During the summer, many people in Finland have been targeted by a new, multi-stage bank fraud.
It usually begins with a phishing message sent under the name of an authority or service provider. The message is not necessarily related to banking, but includes a prompt to click a link in the message.
The link leads to an imposter website where the customer must log in using their online banking user ID to continue. Once the customer has entered their user ID on the website, it is captured by the criminals.
Funds transferred to a "secure account" will always be lost
Once the fraudster has obtained a customer's user ID, they use it to log into the online bank. Subsequently the fraudster creates a payment template that is used in the second stage of the scam.
Next the fraudster calls the customer, pretending to work for the bank, saying that the website on which the customer entered their user ID is a scam website. The fraudster says that the customer's user ID is compromised.
After this the fraudster asks the customer to log into their online bank and confirm the payment template created earlier by the fraudster, in order to transfer the funds to a "secure account". The customer confirms the payment and in doing so transfers the funds to the fraudster.
It is important to understand that there is no such thing as a "secure account". Only online fraudsters talk about "secure accounts".
How to recognise scam calls
The main tool used by fraudsters is manipulation. Their aim is to influence customers to make decisions against their own interest.
In this scam using "secure accounts", the customer may remember logging into a website, and then panic about having done so. The customer may also trust the fraudster who can talk about the matter so convincingly. The fact that half of the story is actually true makes it all the more convincing: the customer did indeed enter their user ID in a scam website.
For a scam to work, customers generally have to take a certain action, and therefore you should consider the caller's motives carefully. You should be suspicious of any callers urging you to do something quickly. No banking matter is ever so urgent that you cannot think about it for a moment.
What you should bear in mind
- Only fraudsters talk about secure accounts.
- A bank will never call you and ask you to take some action to save your funds.
- If you receive a call from someone claiming to work for a bank or the authorities, always treat it with some suspicion.

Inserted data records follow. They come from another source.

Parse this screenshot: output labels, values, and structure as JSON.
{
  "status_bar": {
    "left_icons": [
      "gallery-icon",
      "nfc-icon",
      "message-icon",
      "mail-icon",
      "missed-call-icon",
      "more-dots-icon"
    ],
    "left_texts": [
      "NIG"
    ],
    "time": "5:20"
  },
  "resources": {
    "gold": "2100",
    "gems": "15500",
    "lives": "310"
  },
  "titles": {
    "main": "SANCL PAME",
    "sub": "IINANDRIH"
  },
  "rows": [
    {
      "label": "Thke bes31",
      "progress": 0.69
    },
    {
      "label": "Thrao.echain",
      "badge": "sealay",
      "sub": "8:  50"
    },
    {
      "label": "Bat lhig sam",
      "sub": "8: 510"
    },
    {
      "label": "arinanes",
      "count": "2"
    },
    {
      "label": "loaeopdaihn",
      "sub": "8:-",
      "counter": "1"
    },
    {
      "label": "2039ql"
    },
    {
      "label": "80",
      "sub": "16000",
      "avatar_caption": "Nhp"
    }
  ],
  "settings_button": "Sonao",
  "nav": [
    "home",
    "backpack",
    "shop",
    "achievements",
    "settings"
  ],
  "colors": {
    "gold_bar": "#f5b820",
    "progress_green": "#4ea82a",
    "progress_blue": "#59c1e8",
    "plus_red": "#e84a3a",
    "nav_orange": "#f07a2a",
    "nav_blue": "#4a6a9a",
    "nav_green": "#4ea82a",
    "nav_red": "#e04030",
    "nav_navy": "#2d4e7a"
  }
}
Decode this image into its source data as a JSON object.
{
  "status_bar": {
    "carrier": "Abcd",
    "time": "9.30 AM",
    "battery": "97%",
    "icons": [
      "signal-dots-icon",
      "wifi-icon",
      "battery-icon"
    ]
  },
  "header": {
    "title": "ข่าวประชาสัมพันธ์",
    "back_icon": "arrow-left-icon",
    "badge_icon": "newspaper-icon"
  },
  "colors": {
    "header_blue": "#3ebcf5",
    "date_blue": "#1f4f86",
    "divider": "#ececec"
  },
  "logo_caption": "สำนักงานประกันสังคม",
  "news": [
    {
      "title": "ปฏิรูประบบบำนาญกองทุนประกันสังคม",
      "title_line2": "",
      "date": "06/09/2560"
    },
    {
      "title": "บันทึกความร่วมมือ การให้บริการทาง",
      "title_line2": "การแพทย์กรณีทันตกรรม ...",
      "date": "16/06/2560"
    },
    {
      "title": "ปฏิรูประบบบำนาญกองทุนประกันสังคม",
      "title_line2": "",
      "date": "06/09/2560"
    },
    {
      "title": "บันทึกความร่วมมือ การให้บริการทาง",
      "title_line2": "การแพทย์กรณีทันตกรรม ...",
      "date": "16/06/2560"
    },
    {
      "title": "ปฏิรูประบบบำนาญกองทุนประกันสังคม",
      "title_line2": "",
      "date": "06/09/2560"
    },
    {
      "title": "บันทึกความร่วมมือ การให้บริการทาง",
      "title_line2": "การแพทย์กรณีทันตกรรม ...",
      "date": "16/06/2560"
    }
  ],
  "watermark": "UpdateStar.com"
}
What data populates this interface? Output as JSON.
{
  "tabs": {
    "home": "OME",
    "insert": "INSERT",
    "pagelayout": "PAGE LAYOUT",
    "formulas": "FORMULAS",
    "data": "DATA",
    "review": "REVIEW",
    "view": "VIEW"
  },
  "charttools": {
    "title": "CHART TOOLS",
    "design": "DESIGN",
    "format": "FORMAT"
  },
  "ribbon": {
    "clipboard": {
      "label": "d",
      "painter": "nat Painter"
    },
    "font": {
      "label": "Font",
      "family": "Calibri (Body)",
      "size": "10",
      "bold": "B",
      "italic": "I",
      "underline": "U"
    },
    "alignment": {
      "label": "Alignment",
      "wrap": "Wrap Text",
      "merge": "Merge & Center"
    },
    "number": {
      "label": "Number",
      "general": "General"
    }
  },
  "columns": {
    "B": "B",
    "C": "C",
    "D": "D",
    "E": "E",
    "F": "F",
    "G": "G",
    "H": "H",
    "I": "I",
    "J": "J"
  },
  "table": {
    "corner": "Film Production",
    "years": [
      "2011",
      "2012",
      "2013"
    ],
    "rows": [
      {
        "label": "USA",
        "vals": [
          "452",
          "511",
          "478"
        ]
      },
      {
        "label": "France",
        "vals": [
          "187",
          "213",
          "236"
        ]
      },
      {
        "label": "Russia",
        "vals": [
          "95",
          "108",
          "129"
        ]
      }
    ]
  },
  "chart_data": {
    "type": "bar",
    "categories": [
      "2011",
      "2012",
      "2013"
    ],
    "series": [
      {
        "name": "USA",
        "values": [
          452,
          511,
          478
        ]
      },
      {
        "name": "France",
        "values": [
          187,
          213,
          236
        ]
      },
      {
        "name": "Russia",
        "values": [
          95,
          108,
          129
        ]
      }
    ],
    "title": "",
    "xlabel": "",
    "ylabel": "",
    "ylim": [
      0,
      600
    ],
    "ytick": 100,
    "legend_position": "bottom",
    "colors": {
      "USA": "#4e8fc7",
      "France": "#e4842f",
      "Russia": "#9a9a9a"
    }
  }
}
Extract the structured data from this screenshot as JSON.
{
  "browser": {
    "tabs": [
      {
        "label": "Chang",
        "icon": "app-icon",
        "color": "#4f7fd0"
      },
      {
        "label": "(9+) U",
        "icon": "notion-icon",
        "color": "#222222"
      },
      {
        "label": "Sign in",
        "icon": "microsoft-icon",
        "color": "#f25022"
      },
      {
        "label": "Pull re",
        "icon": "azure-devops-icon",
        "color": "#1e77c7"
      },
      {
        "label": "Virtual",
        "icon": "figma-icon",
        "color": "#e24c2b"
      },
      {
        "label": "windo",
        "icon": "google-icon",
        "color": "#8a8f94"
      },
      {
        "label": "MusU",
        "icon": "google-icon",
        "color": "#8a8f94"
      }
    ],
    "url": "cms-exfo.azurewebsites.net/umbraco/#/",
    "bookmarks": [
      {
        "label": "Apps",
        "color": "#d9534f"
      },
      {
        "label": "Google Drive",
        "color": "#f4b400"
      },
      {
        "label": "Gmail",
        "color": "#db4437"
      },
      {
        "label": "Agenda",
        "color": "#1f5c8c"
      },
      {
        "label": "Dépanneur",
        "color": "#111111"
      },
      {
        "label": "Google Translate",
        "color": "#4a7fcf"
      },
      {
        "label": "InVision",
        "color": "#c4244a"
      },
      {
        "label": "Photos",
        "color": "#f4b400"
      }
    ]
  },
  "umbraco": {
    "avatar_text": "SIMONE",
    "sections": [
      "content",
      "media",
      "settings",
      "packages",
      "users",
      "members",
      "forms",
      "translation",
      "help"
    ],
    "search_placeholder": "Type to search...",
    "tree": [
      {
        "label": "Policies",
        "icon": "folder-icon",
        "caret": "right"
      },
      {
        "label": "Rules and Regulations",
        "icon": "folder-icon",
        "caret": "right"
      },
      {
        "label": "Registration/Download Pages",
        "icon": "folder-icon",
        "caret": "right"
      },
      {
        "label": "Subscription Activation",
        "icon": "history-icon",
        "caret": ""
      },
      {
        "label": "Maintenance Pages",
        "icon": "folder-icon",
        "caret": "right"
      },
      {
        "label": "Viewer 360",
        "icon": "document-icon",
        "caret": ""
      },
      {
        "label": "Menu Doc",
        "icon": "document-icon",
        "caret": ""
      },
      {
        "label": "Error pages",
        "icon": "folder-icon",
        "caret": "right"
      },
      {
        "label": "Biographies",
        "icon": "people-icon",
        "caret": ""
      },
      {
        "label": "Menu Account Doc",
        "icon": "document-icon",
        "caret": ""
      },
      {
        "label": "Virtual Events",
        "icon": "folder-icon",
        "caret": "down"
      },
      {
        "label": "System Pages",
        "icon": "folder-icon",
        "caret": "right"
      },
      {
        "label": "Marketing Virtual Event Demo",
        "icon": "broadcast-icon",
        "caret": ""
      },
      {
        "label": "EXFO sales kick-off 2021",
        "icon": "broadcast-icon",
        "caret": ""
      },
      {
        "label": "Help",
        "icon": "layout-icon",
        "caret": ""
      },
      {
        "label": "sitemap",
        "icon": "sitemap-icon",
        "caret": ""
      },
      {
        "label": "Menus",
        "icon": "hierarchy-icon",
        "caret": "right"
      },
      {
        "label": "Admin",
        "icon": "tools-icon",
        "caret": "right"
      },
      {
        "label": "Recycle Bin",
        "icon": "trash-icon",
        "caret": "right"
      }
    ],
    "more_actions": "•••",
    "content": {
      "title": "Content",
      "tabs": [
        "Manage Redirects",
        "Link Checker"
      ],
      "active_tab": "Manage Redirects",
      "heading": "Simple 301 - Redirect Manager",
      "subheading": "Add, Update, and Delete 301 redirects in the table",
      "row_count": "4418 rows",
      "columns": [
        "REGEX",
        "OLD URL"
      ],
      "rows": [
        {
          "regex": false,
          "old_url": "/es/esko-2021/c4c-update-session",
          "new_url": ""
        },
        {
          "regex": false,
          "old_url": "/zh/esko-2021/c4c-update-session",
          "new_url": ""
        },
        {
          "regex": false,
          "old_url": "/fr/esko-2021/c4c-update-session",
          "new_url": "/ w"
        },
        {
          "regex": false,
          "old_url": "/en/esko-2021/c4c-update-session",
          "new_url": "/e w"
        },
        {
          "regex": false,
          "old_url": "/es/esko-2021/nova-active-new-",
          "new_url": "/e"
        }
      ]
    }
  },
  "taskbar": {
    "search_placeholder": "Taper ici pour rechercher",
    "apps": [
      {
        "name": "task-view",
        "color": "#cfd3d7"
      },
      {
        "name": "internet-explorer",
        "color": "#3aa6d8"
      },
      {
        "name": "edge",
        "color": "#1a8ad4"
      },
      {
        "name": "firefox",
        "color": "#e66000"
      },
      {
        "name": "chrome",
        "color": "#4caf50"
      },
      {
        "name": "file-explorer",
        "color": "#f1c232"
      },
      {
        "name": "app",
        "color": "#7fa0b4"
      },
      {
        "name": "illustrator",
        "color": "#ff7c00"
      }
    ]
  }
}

- You can tell it's a scam call if you're asked to take quick action and that failing to do so will have serious consequences. Talking about secure accounts is also a clear indication of a scam.
- Never give your banking user ID to anyone.
- Read all notifications carefully and confirm only actions that you have yourself started.
- If the caller says they work for your bank, you can ask for the call to be confirmed in OP-mobile.
- Do not click any links in your messages if you don't know what they are. Links may redirect you to a scam website where user IDs are phished.
- If you suspect a scam, end the call and call the bank's customer service.
Do as follows if you suspect that your user ID has fallen into the wrong hands
If you suspect that your user ID has fallen into the wrong hands, deactivate your user ID by calling 0100 0500 (personal customers) or 0100 05151 (corporate customers). Our Customer Service is open on Mon–Fri, 8.00–16.00. Outside these times, call OP's Deactivation Service on 0100 0555; this service is open 24/7. Be sure also to call the Customer Service during service hours to report the incident.